Miroslav Surovec

* 1934

  • “The political screening of non-Party members then took place. There was the woman who was the school principal and two old geezers from the community committee. They would be now even younger than I am now [laughing]. The community committee was an institution which made decisions about all kinds of things – whether somebody’s son would be allowed to study a secondary school... At that time we were told to fill out a questionnaire of several pages, and on the last blank page we had to write in our own words how important it was for us that we were liberated again [by the Russians]. I refused, and so they called me in, and I almost thought it was funny, because when they called me one of the members of the committee addressed me: ‘So, comrade, start speaking,’ and I didn’t react to it [laughing]. He then repeated it. ‘I don’t understand you.’ He said to me: ‘So, read what you wrote as this confession of yours.’ The communists called it a confession… And since he provoked the answer like that, I replied to him: ‘Wait, only people who have sinned have to make a confession of their sins, but I have not sinned in any way, and I have no confession to make here.’ He jumped out, his face turned red – [he said] that I if a had not brought him the questionnaire filled out within twenty minutes, I would face the consequences, and I, obviously, didn’t bring him anything.”

  • “That day, it was on May 2, 1945, dad was standing by the wicket in front of our house and a convoy of German horse-drawn wagons and horses had been passing by already for several days continuously, and they were already retreating. I was looking at them from the window, and suddenly two of them ran there. They arrived to the Virgin Mary church with a tank, but it was just a surveying tank… The two Soviets ran down and what is interesting – and I saw it – each of them carried a submachine gun over his shoulder. They ran in there and fired into the transport. The horses startled, some remained lying on the ground, and as the convoy was passing down the Revolution Street, there was probably some of their sentry, and they blasted the bridge – it was the old bridge, now there is the new bridge, by ‘Kolo.’ They let the bridge explode even with their own people on it.”

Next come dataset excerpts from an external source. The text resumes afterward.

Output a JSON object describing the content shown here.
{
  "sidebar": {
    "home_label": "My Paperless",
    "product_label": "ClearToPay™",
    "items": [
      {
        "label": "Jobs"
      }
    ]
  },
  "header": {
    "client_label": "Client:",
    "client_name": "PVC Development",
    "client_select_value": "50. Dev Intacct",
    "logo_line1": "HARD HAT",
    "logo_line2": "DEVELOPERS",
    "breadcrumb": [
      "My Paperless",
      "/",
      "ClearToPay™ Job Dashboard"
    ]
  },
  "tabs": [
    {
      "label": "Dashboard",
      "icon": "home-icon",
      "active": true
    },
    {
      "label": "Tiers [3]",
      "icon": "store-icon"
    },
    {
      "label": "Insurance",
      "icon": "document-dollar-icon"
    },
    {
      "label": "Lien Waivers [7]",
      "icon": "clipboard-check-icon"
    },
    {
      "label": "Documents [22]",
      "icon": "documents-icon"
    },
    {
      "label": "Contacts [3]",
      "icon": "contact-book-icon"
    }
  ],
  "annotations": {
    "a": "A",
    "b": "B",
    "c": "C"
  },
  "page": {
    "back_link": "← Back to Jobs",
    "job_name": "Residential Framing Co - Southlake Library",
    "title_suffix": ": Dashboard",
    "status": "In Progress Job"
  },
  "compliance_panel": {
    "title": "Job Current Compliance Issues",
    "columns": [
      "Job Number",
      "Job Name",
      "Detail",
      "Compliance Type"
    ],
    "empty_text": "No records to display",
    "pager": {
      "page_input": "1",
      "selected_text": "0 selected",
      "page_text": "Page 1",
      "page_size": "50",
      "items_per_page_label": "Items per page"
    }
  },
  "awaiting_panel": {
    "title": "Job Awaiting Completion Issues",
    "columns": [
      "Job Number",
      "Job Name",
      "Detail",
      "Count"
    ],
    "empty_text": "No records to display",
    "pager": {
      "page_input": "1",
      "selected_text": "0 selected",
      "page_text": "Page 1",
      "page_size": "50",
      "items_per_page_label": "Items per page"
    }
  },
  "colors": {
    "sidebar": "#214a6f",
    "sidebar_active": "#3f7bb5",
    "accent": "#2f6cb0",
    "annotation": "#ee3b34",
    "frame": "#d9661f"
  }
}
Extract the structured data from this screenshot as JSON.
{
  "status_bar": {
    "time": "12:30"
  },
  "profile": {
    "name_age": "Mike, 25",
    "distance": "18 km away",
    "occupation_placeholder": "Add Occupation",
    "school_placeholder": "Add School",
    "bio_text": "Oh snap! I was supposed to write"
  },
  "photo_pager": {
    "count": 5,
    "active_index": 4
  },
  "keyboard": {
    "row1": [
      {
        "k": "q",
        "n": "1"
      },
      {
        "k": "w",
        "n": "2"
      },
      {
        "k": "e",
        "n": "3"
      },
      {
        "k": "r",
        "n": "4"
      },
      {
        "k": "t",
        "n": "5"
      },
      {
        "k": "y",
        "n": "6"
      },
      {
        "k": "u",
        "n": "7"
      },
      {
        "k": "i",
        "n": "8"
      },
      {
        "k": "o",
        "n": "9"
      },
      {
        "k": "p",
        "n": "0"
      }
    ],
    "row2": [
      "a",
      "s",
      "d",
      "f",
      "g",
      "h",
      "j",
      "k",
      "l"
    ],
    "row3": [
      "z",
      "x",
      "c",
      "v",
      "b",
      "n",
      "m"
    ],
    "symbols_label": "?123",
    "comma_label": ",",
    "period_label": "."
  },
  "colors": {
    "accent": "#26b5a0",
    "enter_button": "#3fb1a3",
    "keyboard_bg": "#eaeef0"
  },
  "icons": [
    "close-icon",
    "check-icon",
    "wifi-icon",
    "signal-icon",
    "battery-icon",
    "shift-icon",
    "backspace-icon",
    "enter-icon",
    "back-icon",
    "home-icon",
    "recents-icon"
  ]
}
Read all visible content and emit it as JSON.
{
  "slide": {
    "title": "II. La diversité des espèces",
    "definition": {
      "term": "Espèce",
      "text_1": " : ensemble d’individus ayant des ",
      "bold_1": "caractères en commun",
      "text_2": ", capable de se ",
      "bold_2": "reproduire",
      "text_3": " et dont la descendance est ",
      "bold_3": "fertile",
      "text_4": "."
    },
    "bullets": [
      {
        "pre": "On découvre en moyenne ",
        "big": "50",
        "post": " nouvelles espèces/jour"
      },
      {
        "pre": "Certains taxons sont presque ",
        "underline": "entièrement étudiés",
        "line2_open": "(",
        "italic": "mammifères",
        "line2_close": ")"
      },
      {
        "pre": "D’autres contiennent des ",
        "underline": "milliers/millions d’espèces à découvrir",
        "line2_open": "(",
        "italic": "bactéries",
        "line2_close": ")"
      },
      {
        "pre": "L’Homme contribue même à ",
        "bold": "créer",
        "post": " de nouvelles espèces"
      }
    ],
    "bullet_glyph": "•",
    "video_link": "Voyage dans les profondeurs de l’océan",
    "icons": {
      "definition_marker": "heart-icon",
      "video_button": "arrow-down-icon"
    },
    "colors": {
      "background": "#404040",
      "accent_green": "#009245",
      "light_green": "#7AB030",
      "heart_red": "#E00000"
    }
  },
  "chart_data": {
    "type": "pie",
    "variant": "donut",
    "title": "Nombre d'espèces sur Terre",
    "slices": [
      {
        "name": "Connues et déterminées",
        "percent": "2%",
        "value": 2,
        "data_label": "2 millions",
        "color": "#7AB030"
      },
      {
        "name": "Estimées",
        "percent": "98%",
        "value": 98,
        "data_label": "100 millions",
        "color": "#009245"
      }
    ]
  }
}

  • “We used to go to swim to the Ostravice River in one place which was called Na Dvanáctce, and there was a deep place dug up by a dredger, and while Ostravice is normally quite shallow, this place was deep enough that we could even jump into water head first there from that concrete embankment. I was there with one other boy and boys from Hitlerjugend came there with their leader; they came for a swim as well. At first he said something to us, but naturally we didn’t understand them, but from their gesticulation it was obvious that they wanted us to get out of there. We were not too keen on that, and he thus issued an order, and those kids dipped their towels in water and they started beating us with them… Well, they gave us a threshing and we had to get out of there [laughing].”

  • Full recordings
  • 1

    Morávka, 15.03.2014

    (audio)
    duration: 01:43:18
    media recorded in project A Century of Boy Scouts
  • 2

    Morávka, 09.07.2015

    (audio)
    duration: 09:04
    media recorded in project A Century of Boy Scouts
Full recordings are available only for logged users.

As I was reciting my Boy Scout oath, my voice was trembling and I still keep the oath badge even today

Miroslav Surovec-Ježek
Miroslav Surovec-Ježek
photo: fotoalbum Jiřího Pavlicy

Miroslav Surovec, Ježek (“Hedgehog”) by his Boy Scout nickname, was born June 20, 1934. His father was a blacksmith. Miroslav grew up at the State Farm in Frýdek. After the war he joined the Boy Scouts, he was a Cub Scout in the troop of brother Lipovčan. He experienced his first Scout camp in Komorní Lhotka, and until 1949 he was a Boy Scout in the 2nd troop in Frýdek. After the war the family began with construction of their house, but the subsequent currency reform devaluated their savings. Miroslav refused to agree with the Soviet invasion after August 1968 and as a consequence he had to leave his teaching job and instead work in a Unified Agricultural Cooperative, because as a non-Party member he had not passed an assessment by a screening committee. After some time he was allowed to start working as a teacher in the vocational school of forestry in Bílá. However, this entailed having to commute to work every day through mountainous terrain, and Miroslav thus rode a motorcycle in summer and he went on skis in winter. In 1979 he returned to the secondary technical school where he then continued teaching until his retirement. The house they had so painstakingly built became demolished when it had to make way for a prefabricated housing estate. He and his father therefore purchased a lodge in Morávka, where he still lives now and where he tends to a small farm and takes care of horses. The local people began to call the place “Surovec’s Place.”